The Power of Easements
By donating an easement on her family’s property to Indiana Landmarks, Linda Leslie has made us responsible for making sure future owners preserve the home’s historic and architectural character.
Like many historic homes, the property’s evolution over time speaks to its long history and the people who have occupied it. The earliest part of the Federal-style home was built in the 1840s by dairy farmer Alloyus “Lewis” Houser sometime in the 1840s. Houser applied the attractive hallmarks of the then-popular Federal style to his new home, including a simple cornice, attractive door surround, and divided-light sash. In 1906, the house doubled in size when its owners added wing to the original house, creating a “T” shaped plan. Almost 100 years after its original construction, the house grew again when Linda’s grandparents purchased the property and expanded it. Their addition carefully blended materials, windows, roofline and doors to integrate the newer section of the house with the oldest.
“My grandfather was related to Gene Stratton Porter, who was a bestselling author in the early twentieth century. In spite of her financial success, Gene saw the beauty in simple vernacular architecture and cared passionately about conservation. I wanted my old home and the surrounding five acres that goes with it to be protected by the example she set,” says Linda.

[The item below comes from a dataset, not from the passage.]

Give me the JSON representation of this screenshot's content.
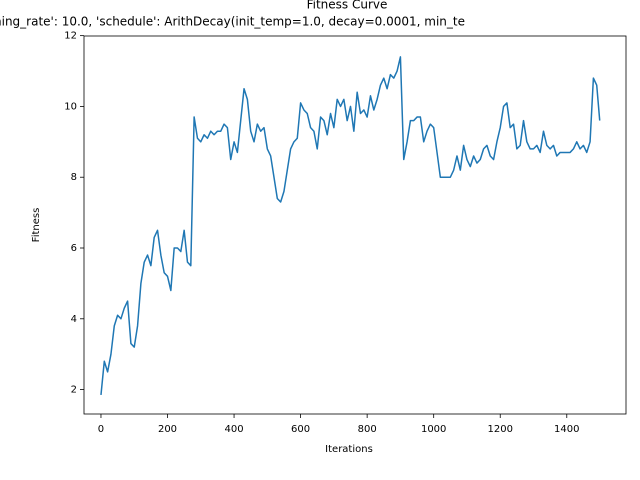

A preservation easement — a legal agreement — gives a qualified nonprofit organization like Indiana Landmarks the right and obligation to protect a structure’s exterior from changes that would compromise its character. Although an easement places restrictions that require Indiana Landmarks’ approval of exterior changes, the owner retains title and is free to use, sell, lease or give the property away. Because the easement is perpetual — recorded and attached to the deed — it is binding on all future owners, and on Indiana Landmarks. In some cases, there can be tax advantages to donating an easement.